Have you ever wondered why you don’t pack the first vegetables or fruits you see into your shopping basket, but choose the most ripe and plump ones? Probably you haven’t as the answer is trivial and obvious. We look for quality in every product we eat or serve to our customers and we care about its taste, longevity or health benefits. Why should it be different with coffee? The beans we brew and drink make a long and adventurous journey to our cup. It’s good to know how the coffee, which we gulp down often many times a day, was created.
Specialty coffee is transparency (all information about a given coffee is at your fingertips), attention to every detail during production and, above all, people who have decided to devote themselves entirely to creating the best possible product. You know what beans you brew, where they come from, how they were produced, processed and roasted, and what to expect in terms of flavour and aroma. Full package. In order for the coffee to proudly wear the name ‘specialty’, it must pass a series of tests, both at the green bean stage and after roasting. Visual and sensory evaluation is performed by trained Q-graders. To qualify for the specialty title, the beans must get at least 80 points on a scale of 100.

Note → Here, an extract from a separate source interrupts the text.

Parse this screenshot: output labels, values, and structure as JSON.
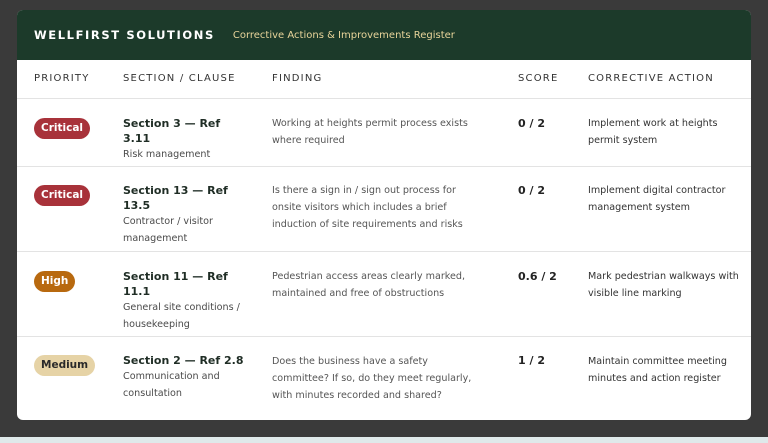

For several years we have been witnessing a surge in the popularity of alternative coffee brewing methods. Almost everyone has heard about V60 and knows that the Aeropress is not the name of an aircraft, although it can take you high. Polish and foreign roasters are constantly developing their offer of light roasted beans of specialty quality, and in almost every café you will get a tasty pour-over coffee right away. Wonderful times for our taste buds! When it comes to espresso, there is also a lot going on, more and more often the burrs grind the finest high-scoring coffee beans.
Why do customers keep coming back to the cafés that serve specialty espresso? The high quality of the product goes hand in hand with repeatability – customers know that they will always get something really good. Once you try it, your perception of the little black coffee changes forever. It turns out that a tiny cup holds a feast of flavours. From sweet notes of nuts and chocolate (e.g. Brazil, Peru or blends of arabica of various origin), through tea-like flavours with floral accents (e.g. Ethiopia), to more fruity flavors with higher acidity (e.g. Kenya, Costa Rica, Colombia, Mexico or their blends). Such an espresso not only tastes more intense and interesting, but also leaves a long and pleasant aftertaste, which makes you want to drink it more often. Those beans are roasted lighter than the classic Italian espresso, which gives them lower acidity, more fruitiness in flavour and aroma and lighter, but still high body (thickness, richness). Specialty espresso works also perfectly with milk – it will make the beverage so sweet that you will need no sugar, and the coffee will taste like a dessert!
Our offer includes coffees from top Polish and foreign roasters, the choice is very wide, and the possibilities are even greater. With good equipment and high-quality beans, baristas in specialty cafés are able to conjure up real miracles. Coffee that tastes like fruit? No problem, try homogeneous coffees from Ethiopia or Costa Rica. If you are looking for more subdued flavors, our Arcaffe will be of service – balanced, sweet and aromatic coffees will perfectly match the treats offered in your place.
If you are interested in how to make a good espresso, the preparation of such a bomb of flavors is described here.
The superiority of specialty espresso over the others is obvious to me, and I was convinced not only by the taste, aroma, repeatability and richness of sensations. When you look at the prices, even with the current increase in interest rates, it turns out that you will not pay much more for a kilogram of such beans than for a commercial, market-bought package with a familiar face on the label, and the difference in taste and quality will be invaluable. Instead of bitter, flat coffee, you will get a comprehensive product that will open the eyes of sensory sceptics. Of course, there are coffees that cost over PLN 350 per kilo and are totally worth it, but you don’t have to drink such delicacies every day. The quality of coffee served in cafés goes hand in hand with every other element of the gastronomic puzzle. If I see specialty coffee in the grinder, I know that the team is trained to understand the product and serve it in the best possible way, and every other item on the menu is thought out and made with heart. I will always remember my first specialty espresso, which I had in a café that I still visit regularly. Those tastes are forever!